Practical examples and templates (quick-reference for writing)
- Participant example template (one-paragraph):
- "Participants n = 57, 40 female, 14 male, 3 non-binary, were undergraduates enrolled in three sections of a third-year biology course at the University of Western Australia. Participation was voluntary. Ages ranged from 18 to 32 (M = 25.3, SD = 3.7). Gender breakdown reported as counts."
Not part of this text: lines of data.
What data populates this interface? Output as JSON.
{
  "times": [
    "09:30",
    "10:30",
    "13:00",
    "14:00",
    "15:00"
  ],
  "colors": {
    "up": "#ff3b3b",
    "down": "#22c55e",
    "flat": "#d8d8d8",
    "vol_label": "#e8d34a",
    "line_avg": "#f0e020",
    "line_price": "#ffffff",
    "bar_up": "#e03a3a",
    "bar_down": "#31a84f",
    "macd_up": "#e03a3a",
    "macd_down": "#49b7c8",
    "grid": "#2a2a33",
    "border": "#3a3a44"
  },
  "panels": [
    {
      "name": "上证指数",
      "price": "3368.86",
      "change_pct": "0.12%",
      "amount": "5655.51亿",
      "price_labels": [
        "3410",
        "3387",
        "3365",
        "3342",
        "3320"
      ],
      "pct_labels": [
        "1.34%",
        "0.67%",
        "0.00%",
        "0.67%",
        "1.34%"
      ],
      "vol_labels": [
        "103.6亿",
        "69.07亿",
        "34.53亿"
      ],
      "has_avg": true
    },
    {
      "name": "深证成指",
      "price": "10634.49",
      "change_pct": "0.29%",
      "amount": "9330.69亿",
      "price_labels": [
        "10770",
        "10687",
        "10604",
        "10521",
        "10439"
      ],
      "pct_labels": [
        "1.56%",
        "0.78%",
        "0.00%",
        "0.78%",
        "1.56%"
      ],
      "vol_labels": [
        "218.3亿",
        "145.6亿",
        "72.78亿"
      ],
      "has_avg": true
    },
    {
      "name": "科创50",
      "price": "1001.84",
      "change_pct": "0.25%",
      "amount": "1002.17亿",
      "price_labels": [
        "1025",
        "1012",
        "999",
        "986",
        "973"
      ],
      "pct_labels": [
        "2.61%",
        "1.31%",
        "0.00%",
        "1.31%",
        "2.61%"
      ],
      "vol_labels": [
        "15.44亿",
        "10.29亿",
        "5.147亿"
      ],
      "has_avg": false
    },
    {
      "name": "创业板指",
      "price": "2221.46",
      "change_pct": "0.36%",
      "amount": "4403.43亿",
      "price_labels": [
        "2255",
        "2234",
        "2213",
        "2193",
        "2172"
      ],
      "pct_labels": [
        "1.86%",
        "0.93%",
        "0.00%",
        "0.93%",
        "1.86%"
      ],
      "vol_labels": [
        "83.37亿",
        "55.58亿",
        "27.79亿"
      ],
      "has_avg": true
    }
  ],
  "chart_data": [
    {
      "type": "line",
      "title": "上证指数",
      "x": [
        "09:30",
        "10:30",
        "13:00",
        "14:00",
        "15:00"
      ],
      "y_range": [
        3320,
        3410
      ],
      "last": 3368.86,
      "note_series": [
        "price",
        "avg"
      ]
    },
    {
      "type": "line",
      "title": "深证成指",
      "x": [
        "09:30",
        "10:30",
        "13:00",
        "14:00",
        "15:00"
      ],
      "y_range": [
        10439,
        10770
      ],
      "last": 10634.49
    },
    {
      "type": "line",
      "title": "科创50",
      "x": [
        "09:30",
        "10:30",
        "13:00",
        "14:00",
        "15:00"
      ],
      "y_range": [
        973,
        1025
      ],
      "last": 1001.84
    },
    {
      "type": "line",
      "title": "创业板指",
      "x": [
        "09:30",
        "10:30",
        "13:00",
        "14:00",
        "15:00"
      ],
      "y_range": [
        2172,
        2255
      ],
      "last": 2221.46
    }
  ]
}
- Design example (one-paragraph):
- "Design: observational, correlational. No experimental manipulation. The study examined relationships between variables X and Y within a single sample. Constructs: X was measured by [scale or items], Y by [scale or items]."
- Procedure example (one-paragraph):
- "Procedures: participants completed online questionnaires in their first tutorial class. The tutor provided instructions; written task prompts were supplied; responses were collected via a digital response sheet; debriefing followed the session."
- Materials example (one-page overview, longer for real study):
- "Scales administered included Scale A (XX items; Cronbach’s α = .XX), Scale B (YY items; Cronbach’s α = .YY), and Scale C (ZZ items; Cronbach’s α = .ZZ). One sample item per scale: A: 'I feel [construct-related item]'; B: '[item]'; C: '[item]'. Half of the items on Scale A and Scale B were reverse-scored. Scores were summed to yield a total for each scale. Appendix A lists all items and subscales."
Closing notes and next steps
- The instructor’s closing remark: next week will cover data analysis in Excel and calculating the standard deviation.
- Key takeaway: the upcoming session will build practical data analysis skills to complement the conceptual foundations reviewed here.